Marketers Need To Expand and Refine Multicultural Healthcare Messages

Though still in its infancy, multicultural healthcare marketing is making great strides in reaching different cultural groups. "In the past, the role of healthcare PR was often undertaken by the
physician as a means of educating the patients, but now we are seeing a blossoming of outreach in the media channels with healthcare messages," observes Lance Longwell, account coordinator at New York,
N.Y.-based Noonan and Russo Communication.

Some companies started several years ago in the Hispanic market, because they recognized the growing demographics and the availability of media. Now the bellwether state of California, for example, is
51 percent non-white, presaging a time when diverse cultural audiences and sub-markets will themselves comprise a major portion of the overall market.

Until recently, few marketers have been focusing on the Asian-American market, observes Larry Moskowitz, director of strategic services for New York-based Kang & Lee Advertising. But last year,
pharmaceutical giant Glaxo launched a successful campaign for the Hepatitis drug, Epivir in the Chinese community. "They took the time to go into the community and speak with front-line physicians who are
treating the Chinese community," he says.

Many companies that get into multicultural marketing do so through grassroots approaches, engaging the community by, for example, giving grants to healthcare advocacy organizations.

No Substitute for Knowledge and Sensitivity

The first thing marketers have to understand is language dependence and media consumption. For example, although only 69 percent of Chinese-Americans are foreign-born, 83 percent of them prefer to
communicate in a Chinese dialect.

Health consultants and marketing professionals also have to overcome myths that certain immigrant groups are poor or uneducated. The financial services market has longed recognized that Asian Americans
are the most educated, wealthy segment of American society.

Commitment and a long-term view are key to successful healthcare messaging, but without sensitivity to the unique needs and preferences of each culture, one can't hope to have a positive impact. How
does each group like to get its information? What motivates them?

In the Hispanic community, for example, marketers need an awareness of the "respecto" for physicians and pharmacists and the attitude of "fatalismo" towards illness.

According to New York-based Bienestar LCG Communications President Shelly Lipton, Hispanic audiences prefer information in both Spanish and English. The reason is simple--many live in a multi-
generation home with each age group having a different preference. But even Spanish-language materials must be created in Spanish and not translated from English.

Lipton cites an award-winning bi-lingual PR campaign coordinated with Pfizer, called "Guia Para la Buena Salud," dealing with diabetes, high cholesterol and high blood pressure, to illustrate his
point.

Trust is another important factor. When you target a minority community, you must target the patient and those around them, because health issues involve the entire family.

In the African-American community, you wouldn't consider a program a success if you didn't figure out a way to tap into the clergy and church networks to educate individuals about screenings or set up
support groups.

Pfizer has done a good job in doing this in the African-American and increasingly in Latino communities, according to Lipton.
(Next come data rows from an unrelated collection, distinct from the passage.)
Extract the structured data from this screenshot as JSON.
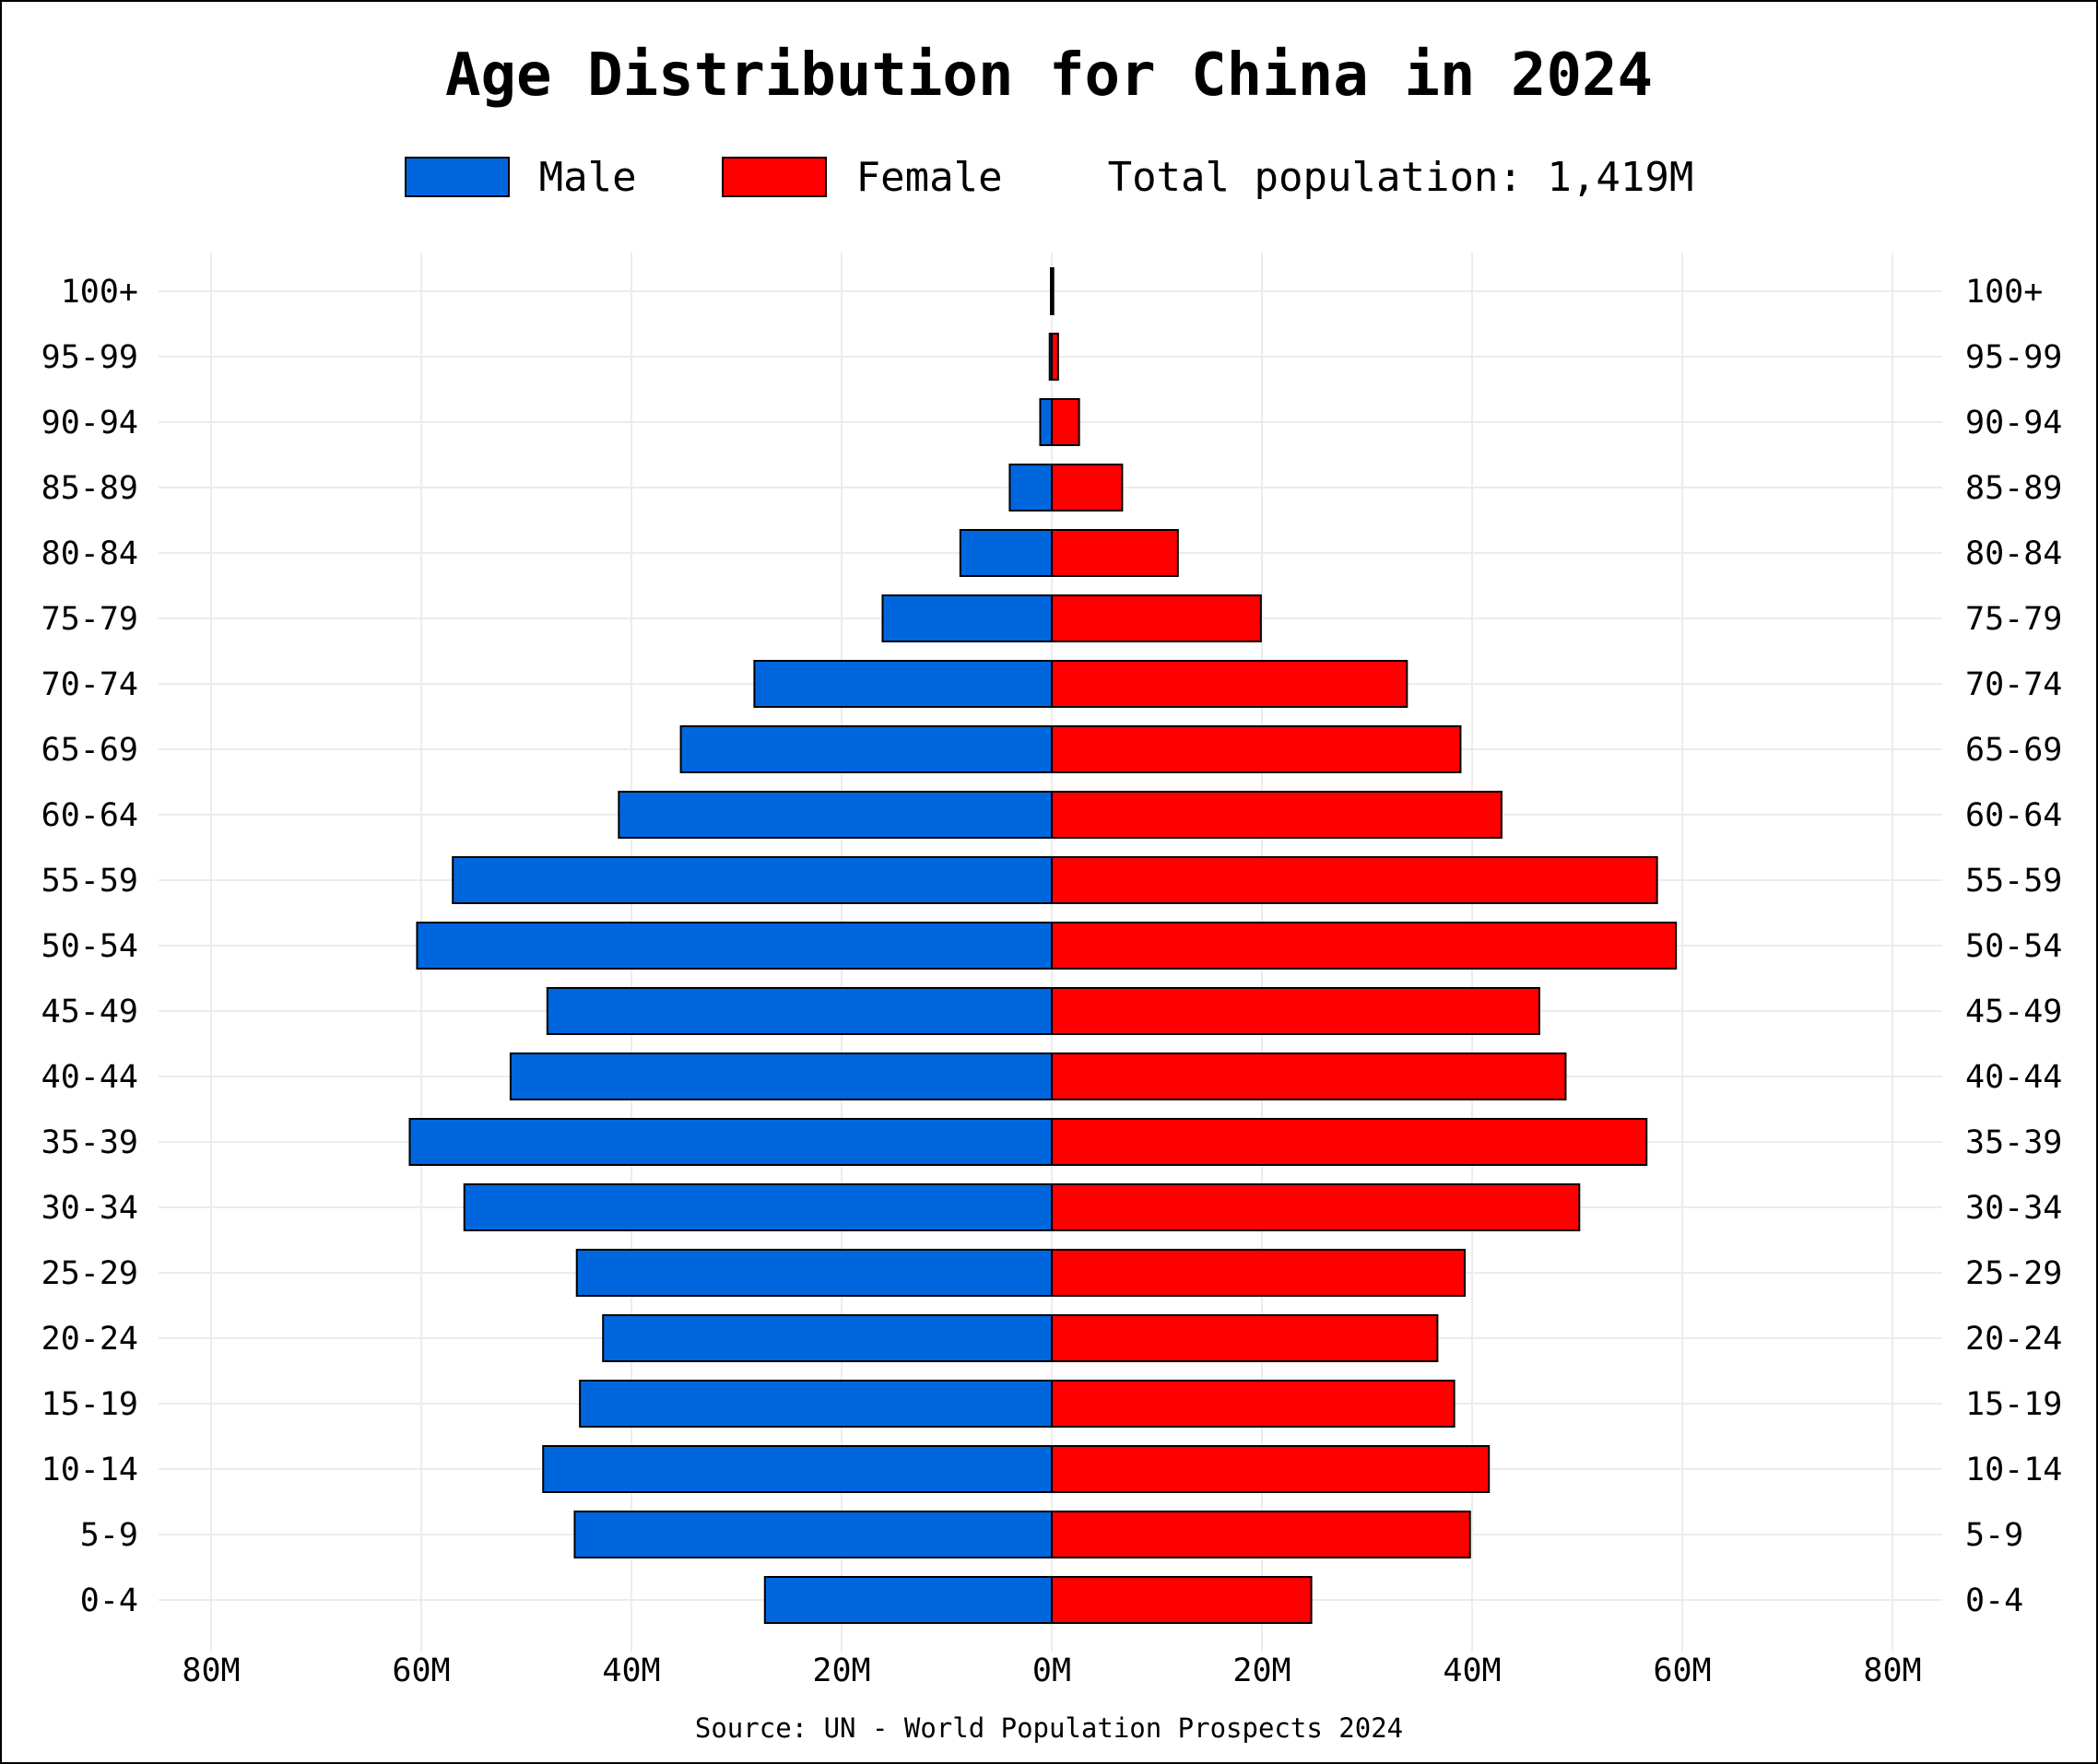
{
  "chart_data": {
    "type": "bar",
    "orientation": "horizontal-pyramid",
    "title": "Age Distribution for China in 2024",
    "legend": {
      "male_label": "Male",
      "female_label": "Female",
      "total_text": "Total population: 1,419M",
      "placement": "top-center"
    },
    "source": "Source: UN - World Population Prospects 2024",
    "categories": [
      "100+",
      "95-99",
      "90-94",
      "85-89",
      "80-84",
      "75-79",
      "70-74",
      "65-69",
      "60-64",
      "55-59",
      "50-54",
      "45-49",
      "40-44",
      "35-39",
      "30-34",
      "25-29",
      "20-24",
      "15-19",
      "10-14",
      "5-9",
      "0-4"
    ],
    "series": [
      {
        "name": "Male",
        "color": "#0066dd",
        "values": [
          0.05,
          0.2,
          1.1,
          4.0,
          8.7,
          16.1,
          28.3,
          35.3,
          41.2,
          57.0,
          60.4,
          48.0,
          51.5,
          61.1,
          55.9,
          45.2,
          42.7,
          44.9,
          48.4,
          45.4,
          27.3
        ]
      },
      {
        "name": "Female",
        "color": "#ff0000",
        "values": [
          0.15,
          0.6,
          2.6,
          6.7,
          12.0,
          19.9,
          33.8,
          38.9,
          42.8,
          57.6,
          59.4,
          46.4,
          48.9,
          56.6,
          50.2,
          39.3,
          36.7,
          38.3,
          41.6,
          39.8,
          24.7
        ]
      }
    ],
    "xticks": [
      "80M",
      "60M",
      "40M",
      "20M",
      "0M",
      "20M",
      "40M",
      "60M",
      "80M"
    ],
    "xlim": [
      -80,
      80
    ],
    "unit": "millions",
    "grid": true
  }
}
Proactive Steps Include Outreach

"Community-based outreach is really important for minority audiences," notes Linda Weinberg, VP of Silver-Spring, Md.-based Prospect Associates. In a cervical cancer program aimed at Native American
women, her group involved the leadership of various tribes from the very beginning.
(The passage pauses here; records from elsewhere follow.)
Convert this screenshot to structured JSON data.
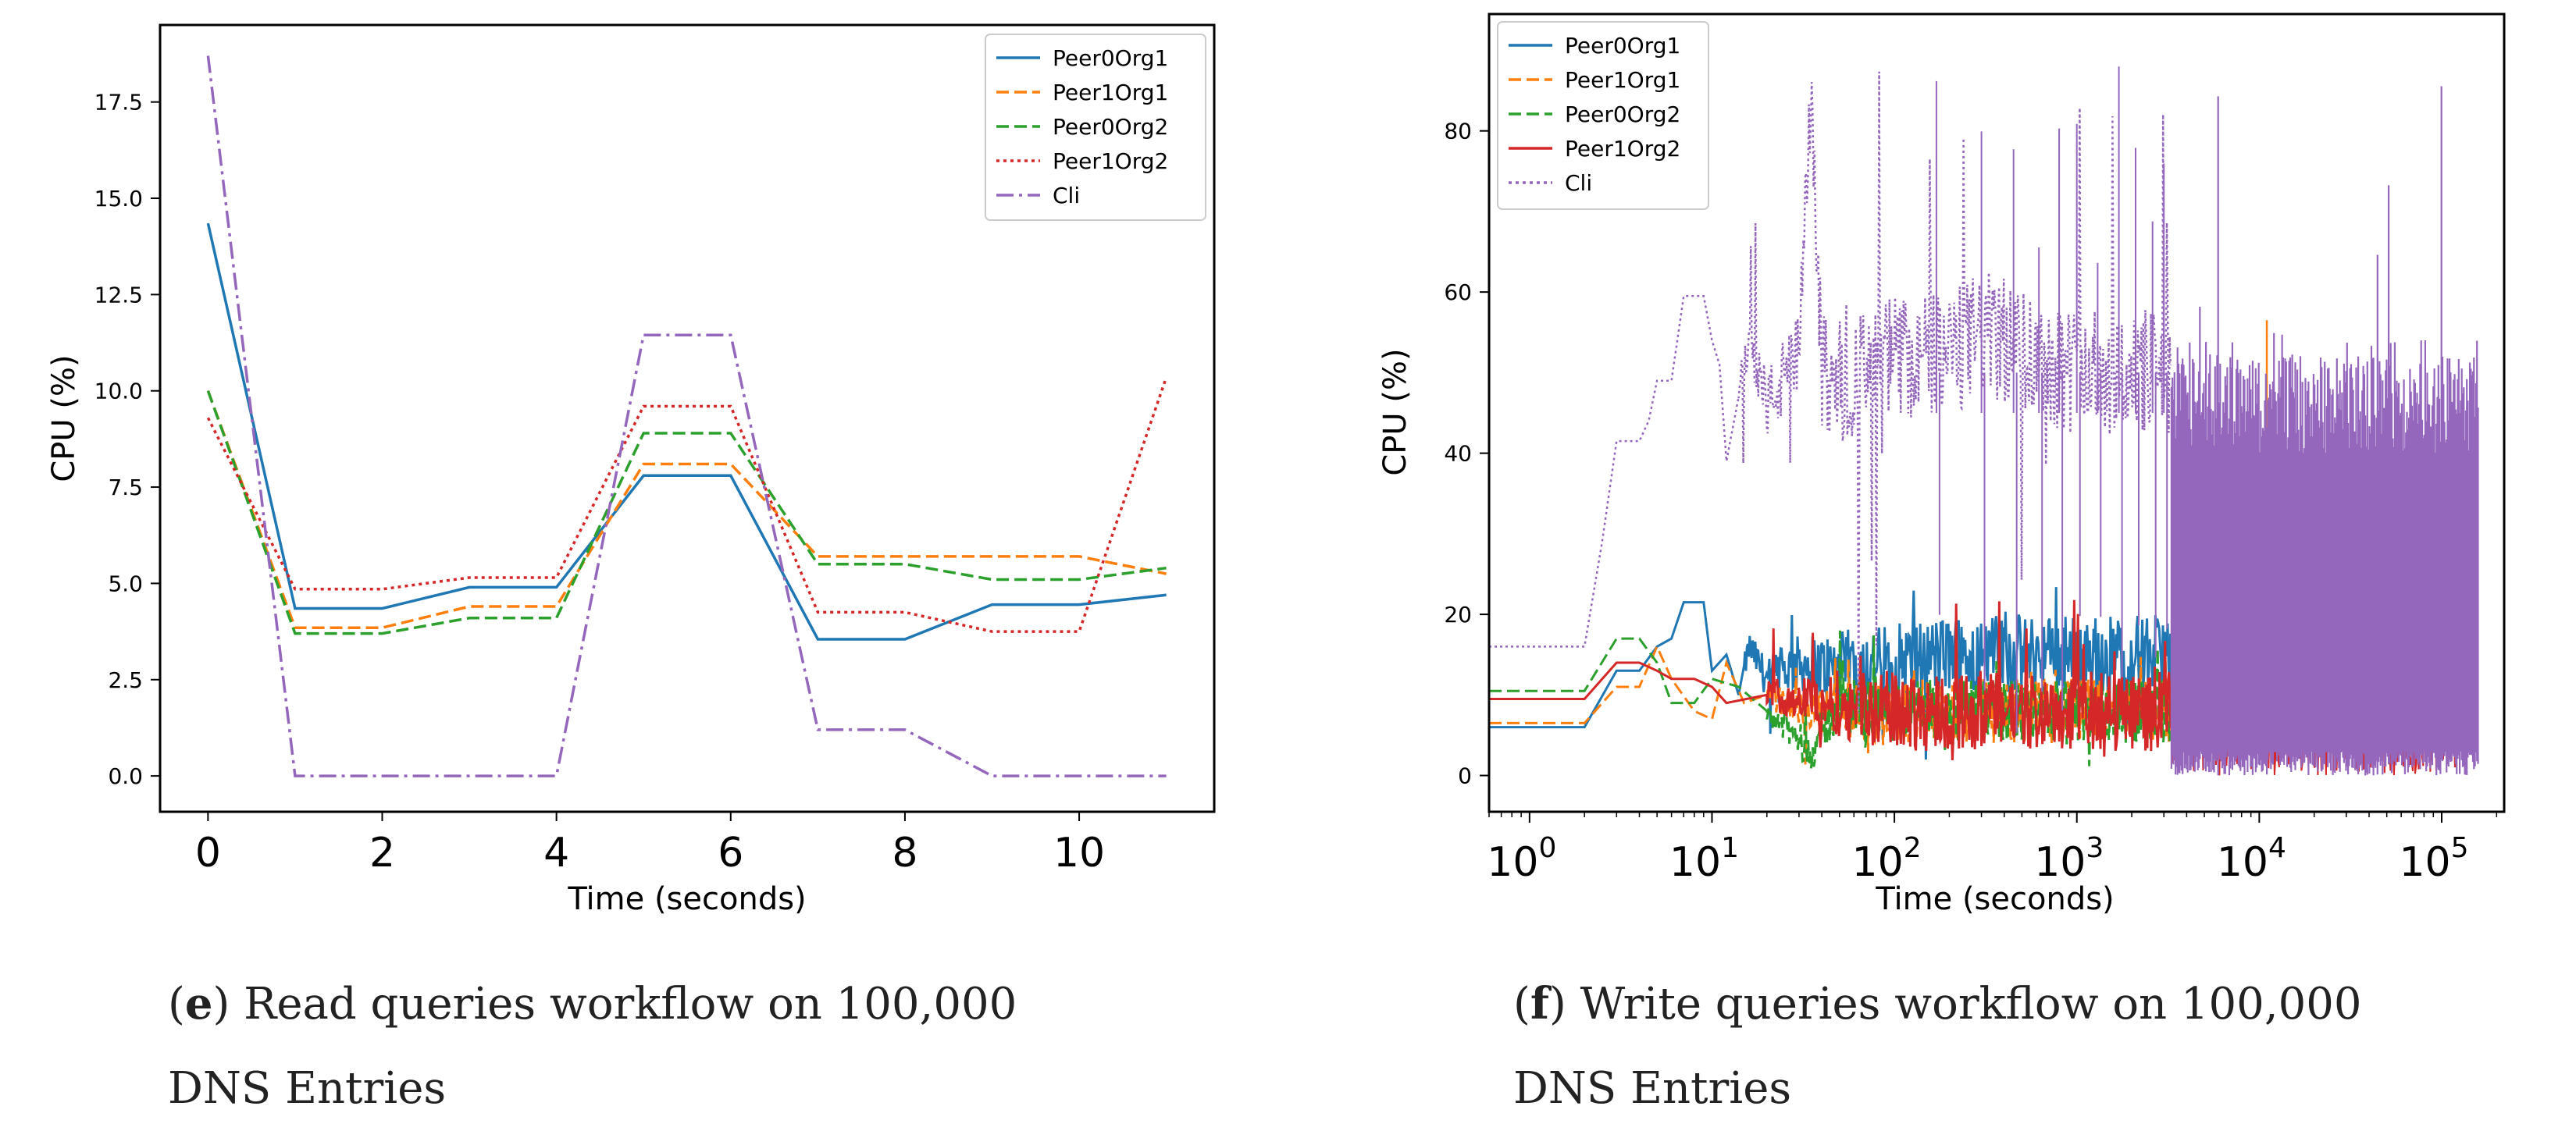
{
  "chart_data": [
    {
      "type": "line",
      "caption_tag": "(e)",
      "caption_bold": "e",
      "caption_line1": "Read queries workflow on 100,000",
      "caption_line2": "DNS Entries",
      "xlabel": "Time (seconds)",
      "ylabel": "CPU (%)",
      "xlim": [
        -0.55,
        11.55
      ],
      "ylim": [
        -0.93,
        19.5
      ],
      "xticks": [
        0,
        2,
        4,
        6,
        8,
        10
      ],
      "xtick_labels": [
        "0",
        "2",
        "4",
        "6",
        "8",
        "10"
      ],
      "yticks": [
        0,
        2.5,
        5,
        7.5,
        10,
        12.5,
        15,
        17.5
      ],
      "ytick_labels": [
        "0.0",
        "2.5",
        "5.0",
        "7.5",
        "10.0",
        "12.5",
        "15.0",
        "17.5"
      ],
      "legend_position": "top-right",
      "x": [
        0,
        1,
        2,
        3,
        4,
        5,
        6,
        7,
        8,
        9,
        10,
        11
      ],
      "series": [
        {
          "name": "Peer0Org1",
          "color": "#1f77b4",
          "style": "solid",
          "values": [
            14.35,
            4.35,
            4.35,
            4.9,
            4.9,
            7.8,
            7.8,
            3.55,
            3.55,
            4.45,
            4.45,
            4.7
          ]
        },
        {
          "name": "Peer1Org1",
          "color": "#ff7f0e",
          "style": "dashed",
          "values": [
            10.0,
            3.85,
            3.85,
            4.4,
            4.4,
            8.1,
            8.1,
            5.7,
            5.7,
            5.7,
            5.7,
            5.25
          ]
        },
        {
          "name": "Peer0Org2",
          "color": "#2ca02c",
          "style": "dashed",
          "values": [
            10.0,
            3.7,
            3.7,
            4.1,
            4.1,
            8.9,
            8.9,
            5.5,
            5.5,
            5.1,
            5.1,
            5.4
          ]
        },
        {
          "name": "Peer1Org2",
          "color": "#d62728",
          "style": "dotted",
          "values": [
            9.3,
            4.85,
            4.85,
            5.15,
            5.15,
            9.6,
            9.6,
            4.25,
            4.25,
            3.75,
            3.75,
            10.35
          ]
        },
        {
          "name": "Cli",
          "color": "#9467bd",
          "style": "dashdot",
          "values": [
            18.7,
            0,
            0,
            0,
            0,
            11.45,
            11.45,
            1.2,
            1.2,
            0,
            0,
            0
          ]
        }
      ]
    },
    {
      "type": "line",
      "caption_tag": "(f)",
      "caption_bold": "f",
      "caption_line1": "Write queries workflow on 100,000",
      "caption_line2": "DNS Entries",
      "xlabel": "Time (seconds)",
      "ylabel": "CPU (%)",
      "xscale": "log",
      "xlim": [
        0.6,
        220000
      ],
      "ylim": [
        -4.5,
        94.5
      ],
      "xticks": [
        1,
        10,
        100,
        1000,
        10000,
        100000
      ],
      "xtick_bases": [
        "10",
        "10",
        "10",
        "10",
        "10",
        "10"
      ],
      "xtick_exponents": [
        "0",
        "1",
        "2",
        "3",
        "4",
        "5"
      ],
      "yticks": [
        0,
        20,
        40,
        60,
        80
      ],
      "ytick_labels": [
        "0",
        "20",
        "40",
        "60",
        "80"
      ],
      "legend_position": "top-left",
      "series": [
        {
          "name": "Peer0Org1",
          "color": "#1f77b4",
          "style": "solid",
          "points": [
            [
              0.6,
              6
            ],
            [
              2,
              6
            ],
            [
              3,
              13
            ],
            [
              4,
              13
            ],
            [
              5,
              16
            ],
            [
              6,
              17
            ],
            [
              7,
              21.5
            ],
            [
              9,
              21.5
            ],
            [
              10,
              13
            ],
            [
              12,
              15
            ],
            [
              14,
              10
            ],
            [
              16,
              16
            ],
            [
              20,
              12
            ],
            [
              30,
              14
            ],
            [
              50,
              13
            ],
            [
              100,
              14
            ],
            [
              200,
              15
            ],
            [
              500,
              15
            ],
            [
              1000,
              15
            ],
            [
              2000,
              15
            ],
            [
              3300,
              15
            ]
          ],
          "noise": {
            "from": 15,
            "to": 3300,
            "center": 15,
            "amp": 5,
            "spike_max": 24
          }
        },
        {
          "name": "Peer1Org1",
          "color": "#ff7f0e",
          "style": "dashed",
          "points": [
            [
              0.6,
              6.5
            ],
            [
              2,
              6.5
            ],
            [
              3,
              11
            ],
            [
              4,
              11
            ],
            [
              5,
              16
            ],
            [
              6,
              12
            ],
            [
              8,
              8
            ],
            [
              10,
              7
            ],
            [
              12,
              14
            ],
            [
              15,
              9
            ],
            [
              20,
              10
            ],
            [
              30,
              8
            ],
            [
              50,
              8
            ],
            [
              100,
              8
            ],
            [
              200,
              8
            ],
            [
              500,
              8
            ],
            [
              1000,
              8
            ],
            [
              3300,
              8
            ]
          ],
          "noise": {
            "from": 20,
            "to": 3300,
            "center": 8,
            "amp": 4,
            "spike_max": 15
          },
          "spike": {
            "x": 11000,
            "y": 56.5
          }
        },
        {
          "name": "Peer0Org2",
          "color": "#2ca02c",
          "style": "dashed",
          "points": [
            [
              0.6,
              10.5
            ],
            [
              2,
              10.5
            ],
            [
              3,
              17
            ],
            [
              4,
              17
            ],
            [
              5,
              14
            ],
            [
              6,
              9
            ],
            [
              8,
              9
            ],
            [
              10,
              12
            ],
            [
              14,
              11
            ],
            [
              20,
              8
            ],
            [
              35,
              3
            ],
            [
              50,
              9
            ],
            [
              100,
              8
            ],
            [
              300,
              8
            ],
            [
              1000,
              8
            ],
            [
              3300,
              8
            ]
          ],
          "noise": {
            "from": 20,
            "to": 3300,
            "center": 8,
            "amp": 4,
            "spike_max": 20
          }
        },
        {
          "name": "Peer1Org2",
          "color": "#d62728",
          "style": "solid",
          "points": [
            [
              0.6,
              9.5
            ],
            [
              2,
              9.5
            ],
            [
              3,
              14
            ],
            [
              4,
              14
            ],
            [
              5,
              13
            ],
            [
              6,
              12
            ],
            [
              8,
              12
            ],
            [
              10,
              11
            ],
            [
              12,
              9
            ],
            [
              20,
              10
            ],
            [
              50,
              9
            ],
            [
              100,
              8
            ],
            [
              300,
              8
            ],
            [
              1000,
              8
            ],
            [
              3300,
              8
            ]
          ],
          "noise": {
            "from": 20,
            "to": 3300,
            "center": 8,
            "amp": 5,
            "spike_max": 22
          },
          "tail": {
            "from": 3300,
            "to": 160000,
            "lo": 0,
            "hi": 12
          }
        },
        {
          "name": "Cli",
          "color": "#9467bd",
          "style": "dotted",
          "points": [
            [
              0.6,
              16
            ],
            [
              2,
              16
            ],
            [
              2.5,
              29
            ],
            [
              3,
              41.5
            ],
            [
              4,
              41.5
            ],
            [
              4.5,
              44
            ],
            [
              5,
              49
            ],
            [
              6,
              49
            ],
            [
              7,
              59.5
            ],
            [
              9,
              59.5
            ],
            [
              10,
              54
            ],
            [
              11,
              51
            ],
            [
              12,
              39
            ],
            [
              14,
              47
            ],
            [
              16,
              55
            ],
            [
              20,
              46
            ],
            [
              30,
              52
            ],
            [
              35,
              84.5
            ],
            [
              40,
              50
            ],
            [
              60,
              49
            ],
            [
              100,
              52
            ],
            [
              200,
              52
            ],
            [
              300,
              55
            ],
            [
              1000,
              50
            ],
            [
              3300,
              50
            ]
          ],
          "noise": {
            "from": 14,
            "to": 3300,
            "center": 50,
            "amp": 8,
            "spike_max": 90
          },
          "band": {
            "from": 3300,
            "to": 160000,
            "lo": 0,
            "hi": 55,
            "spike_max": 89
          }
        }
      ]
    }
  ]
}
It also developed a relationship with a Native American entertainer who wrote original music for an educational video, which was launched at a huge gathering celebrating Native American women.

Never assume that what motivates one group will motivate another, or that creative images translate from one culture to another. In targeting an Hispanic audience, Prospect Associates used thunder and
lightning imagery to illustrate the point that you may not be able to control weather, but one can control diabetes.

Weinberg said this would be disastrous for Native American audience because thunder and lightning are negative omens in their culture.